Over time, initial p- became f-. We have really good written evidence for this, because it was still the case when the Jesuit missionaries got to Japan (we can call this Late Middle Japanese or Early Modern Japanese, depending on who you ask). It has since gone from initial f- to initial h-. So fully, 'flower' would have gone from OJ pana to MJ fana to ModJ hana.

Medial -p- has a much more complicated history. It tended to also follow a similar path of -p- > -w- > -∅- (that is, nothing), but there are a number of wrinkles. To give an example of the first, we could look at the Japanese word for 'big'. In OJ, we have opo-. In MJ, we have owo-. This finally deleted the consonant, so we have the modern form of oo-, like in ookii.

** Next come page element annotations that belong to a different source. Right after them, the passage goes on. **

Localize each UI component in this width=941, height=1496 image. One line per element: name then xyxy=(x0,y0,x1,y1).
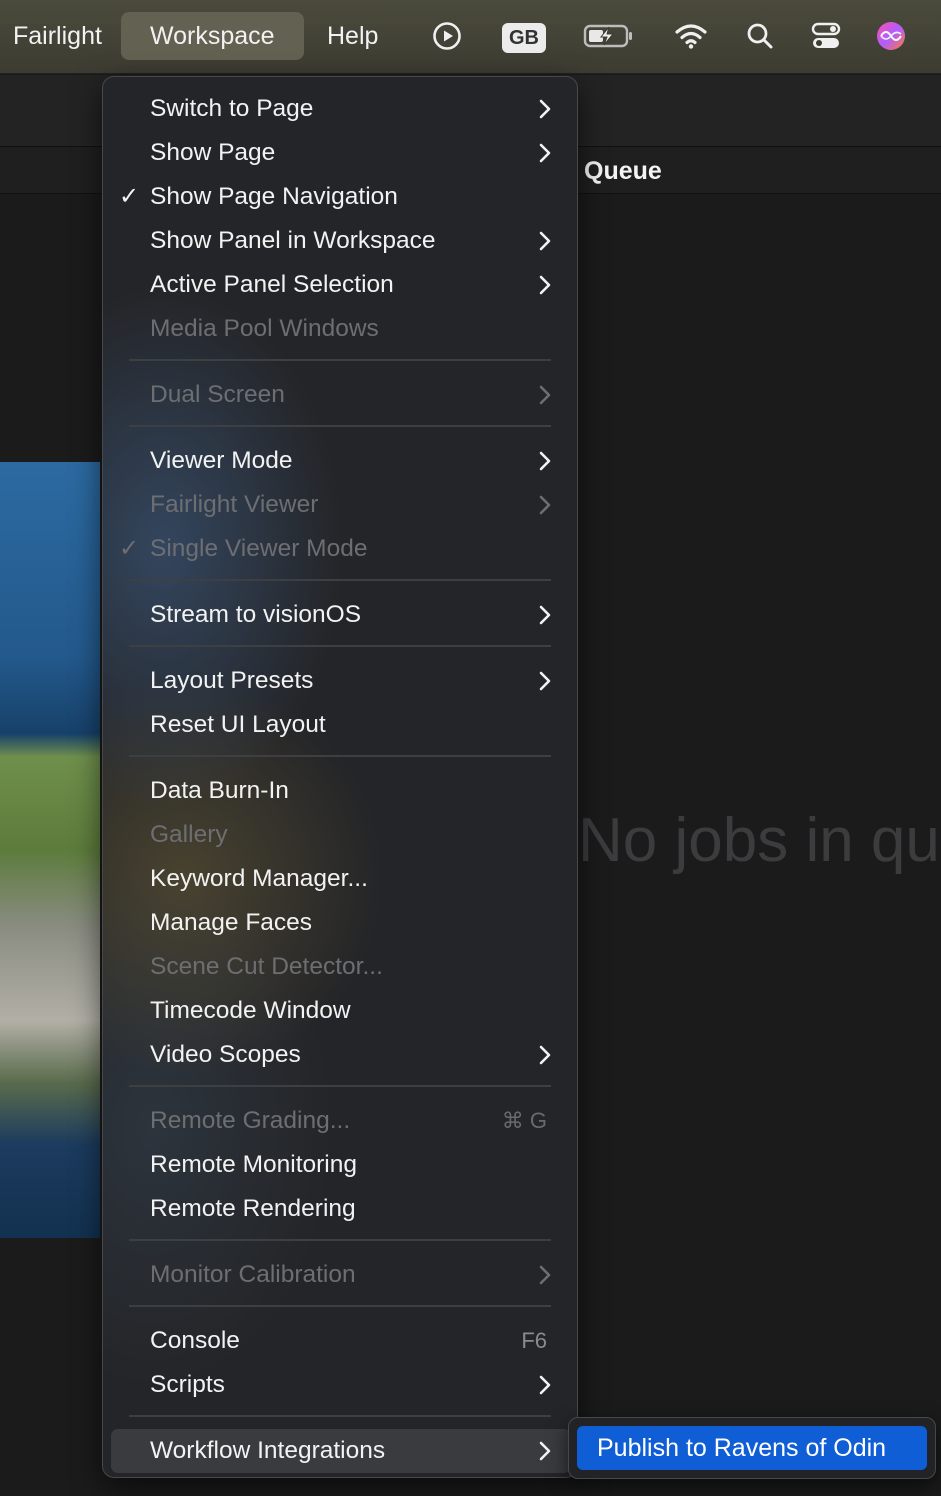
menu-item-label: Gallery xyxy=(150,821,228,848)
help-menu[interactable]: Help xyxy=(315,12,390,60)
menu-separator xyxy=(129,1415,551,1417)
chevron-right-icon xyxy=(539,605,551,625)
menu-item-label: Single Viewer Mode xyxy=(150,535,368,562)
menu-separator xyxy=(129,1305,551,1307)
menu-separator xyxy=(129,1085,551,1087)
chevron-right-icon xyxy=(539,385,551,405)
menu-item-data-burn-in[interactable]: Data Burn-In xyxy=(103,769,577,813)
menu-item-label: Console xyxy=(150,1327,240,1354)
menu-item-single-viewer-mode: ✓ Single Viewer Mode xyxy=(103,527,577,571)
menu-item-label: Show Page xyxy=(150,139,276,166)
menu-item-label: Viewer Mode xyxy=(150,447,293,474)
queue-panel: No jobs in queue xyxy=(578,194,941,1496)
queue-title: Queue xyxy=(584,157,662,185)
search-icon[interactable] xyxy=(744,18,776,54)
chevron-right-icon xyxy=(539,143,551,163)
menu-item-label: Dual Screen xyxy=(150,381,285,408)
menu-item-label: Monitor Calibration xyxy=(150,1261,356,1288)
menu-item-label: Stream to visionOS xyxy=(150,601,362,628)
chevron-right-icon xyxy=(539,1265,551,1285)
menu-separator xyxy=(129,645,551,647)
menu-item-active-panel-selection[interactable]: Active Panel Selection xyxy=(103,263,577,307)
menu-item-video-scopes[interactable]: Video Scopes xyxy=(103,1033,577,1077)
keyboard-layout-badge[interactable]: GB xyxy=(500,18,548,54)
chevron-right-icon xyxy=(539,1441,551,1461)
menu-item-viewer-mode[interactable]: Viewer Mode xyxy=(103,439,577,483)
play-circle-icon[interactable] xyxy=(430,18,464,54)
menu-item-label: Reset UI Layout xyxy=(150,711,326,738)
menu-item-show-page[interactable]: Show Page xyxy=(103,131,577,175)
battery-charging-icon[interactable] xyxy=(582,18,636,54)
menu-item-remote-rendering[interactable]: Remote Rendering xyxy=(103,1187,577,1231)
checkmark-icon: ✓ xyxy=(119,183,140,210)
menu-item-timecode-window[interactable]: Timecode Window xyxy=(103,989,577,1033)
menu-separator xyxy=(129,359,551,361)
workspace-menu[interactable]: Workspace xyxy=(121,12,304,60)
menu-item-label: Remote Grading... xyxy=(150,1107,351,1134)
menu-item-label: Manage Faces xyxy=(150,909,313,936)
menu-item-dual-screen: Dual Screen xyxy=(103,373,577,417)
menu-item-label: Workflow Integrations xyxy=(150,1437,386,1464)
shortcut-label: F6 xyxy=(521,1328,547,1353)
menu-item-keyword-manager[interactable]: Keyword Manager... xyxy=(103,857,577,901)
menu-item-workflow-integrations[interactable]: Workflow Integrations xyxy=(111,1429,571,1473)
siri-icon[interactable] xyxy=(873,18,909,54)
menu-separator xyxy=(129,1239,551,1241)
menu-item-gallery: Gallery xyxy=(103,813,577,857)
menu-item-label: Show Panel in Workspace xyxy=(150,227,436,254)
menu-item-media-pool-windows: Media Pool Windows xyxy=(103,307,577,351)
keyboard-layout-label: GB xyxy=(502,22,546,53)
shortcut-label: ⌘ G xyxy=(501,1108,547,1133)
menu-item-reset-ui-layout[interactable]: Reset UI Layout xyxy=(103,703,577,747)
app-menu[interactable]: Fairlight xyxy=(1,12,114,60)
queue-empty-message: No jobs in queue xyxy=(578,806,941,875)
chevron-right-icon xyxy=(539,1375,551,1395)
menu-item-label: Scripts xyxy=(150,1371,225,1398)
viewer-image xyxy=(0,462,100,1238)
menu-item-label: Remote Rendering xyxy=(150,1195,356,1222)
chevron-right-icon xyxy=(539,451,551,471)
chevron-right-icon xyxy=(539,275,551,295)
menu-item-scene-cut-detector: Scene Cut Detector... xyxy=(103,945,577,989)
menu-separator xyxy=(129,579,551,581)
menu-item-show-panel-in-workspace[interactable]: Show Panel in Workspace xyxy=(103,219,577,263)
menu-item-label: Remote Monitoring xyxy=(150,1151,357,1178)
menu-item-show-page-navigation[interactable]: ✓ Show Page Navigation xyxy=(103,175,577,219)
menu-item-monitor-calibration: Monitor Calibration xyxy=(103,1253,577,1297)
menu-item-label: Keyword Manager... xyxy=(150,865,368,892)
menu-item-label: Scene Cut Detector... xyxy=(150,953,383,980)
menu-item-label: Switch to Page xyxy=(150,95,314,122)
chevron-right-icon xyxy=(539,99,551,119)
menu-item-label: Show Page Navigation xyxy=(150,183,398,210)
chevron-right-icon xyxy=(539,231,551,251)
menu-item-fairlight-viewer: Fairlight Viewer xyxy=(103,483,577,527)
menu-item-label: Timecode Window xyxy=(150,997,351,1024)
menu-item-label: Video Scopes xyxy=(150,1041,301,1068)
workflow-integrations-submenu: Publish to Ravens of Odin xyxy=(568,1417,936,1479)
menu-item-console[interactable]: Console F6 xyxy=(103,1319,577,1363)
menu-item-remote-grading: Remote Grading... ⌘ G xyxy=(103,1099,577,1143)
menu-bar: Fairlight Workspace Help GB xyxy=(0,0,941,74)
workspace-dropdown: Switch to Page Show Page ✓ Show Page Nav… xyxy=(102,76,578,1478)
chevron-right-icon xyxy=(539,1045,551,1065)
checkmark-icon: ✓ xyxy=(119,535,140,562)
menu-separator xyxy=(129,425,551,427)
chevron-right-icon xyxy=(539,671,551,691)
menu-item-label: Layout Presets xyxy=(150,667,314,694)
menu-item-manage-faces[interactable]: Manage Faces xyxy=(103,901,577,945)
menu-item-stream-to-visionos[interactable]: Stream to visionOS xyxy=(103,593,577,637)
menu-separator xyxy=(129,755,551,757)
menu-item-label: Data Burn-In xyxy=(150,777,289,804)
chevron-right-icon xyxy=(539,495,551,515)
submenu-item-publish-to-ravens-of-odin[interactable]: Publish to Ravens of Odin xyxy=(577,1426,927,1470)
menu-item-label: Media Pool Windows xyxy=(150,315,379,342)
wifi-icon[interactable] xyxy=(672,18,710,54)
menu-item-layout-presets[interactable]: Layout Presets xyxy=(103,659,577,703)
control-center-icon[interactable] xyxy=(808,18,844,54)
menu-item-label: Active Panel Selection xyxy=(150,271,394,298)
menu-item-scripts[interactable]: Scripts xyxy=(103,1363,577,1407)
menu-item-label: Fairlight Viewer xyxy=(150,491,319,518)
menu-item-switch-to-page[interactable]: Switch to Page xyxy=(103,87,577,131)
menu-item-remote-monitoring[interactable]: Remote Monitoring xyxy=(103,1143,577,1187)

There are a number of environments where this is blocked. We only really need to talk about two to deal with the examples OP gives above. First is where we have a geminate consonant (that is, a sequence of /pp/), such as in modern appare 'splendid'. /p/ was also retained after /n/. For instance, in 門派 monpa 'a religious sect'.

It's a little more complicated still, as sometimes Chinese characters like 百 or 表 are treated as ending with a final vowel, like when it appears by itself or at the end of a word (hyaku, hatsu, etc.), but other times, they are treated as having a final consonant, like when they are in the middle of a compound (hyak-, hat-). There's then an additional rule that a consonant cluster in Japanese cannot have consonants which are made at different places of articulation, so that while pp and nt are fine, tp and nk don't work. These are "fixed" by the first consonant taking on the place of articulation of the second one.

And there's yet one more rule where if a compound is easily identifable as a compound, like 朝日 asahi 'morning sun', each word is treated independently, so that the h in 'sun' doesn't act like it is between vowels, even though it really is.

Bjarke Frellesvig's book A History of the Japanese Language covers this in a lot more depth.

u/wanderliss · 9 pointsr/LearnJapanese

I strongly suggest you take this time to learn how to search your library/use your inter-library loan system for introductory books, and to speak with your professors for references. I don't say this to be patronizing; finding resources on your own and getting in touch with professors are valuable skills to develop in college.

Wiley and Oxford each have "handbooks," collections of overviews by researchers, on Japanese linguistics. They should be readable as an undergraduate if you've already taken some linguistics courses. Routledge has a three-volume compilation of seminal research articles on Japanese linguistics, but this may be too advanced and narrow in scope. There's an introductory book by Tsujimura and a recent book on historical Japanese linguistics by Frellesvig. Each will consistently reference a handful of researchers (e.g., Ito & Mester and Kawahara for the phonetics/phonology of Japanese) whose websites you can search for more.

u/Real_Mr_Foobar · 1 pointr/LearnJapanese

Not to de-necro an old thread, but some here might be interested in the book "A History of the Japanese Language" by Bjarke Frellesvig, where he goes into a big section on old Japanese. Among a few highlights are eight vowels, no vowel length, and many words beginning with "h" began with "p". So many homonyms today were not in OJ. Interesting reading, a bit thick though, and not cheap.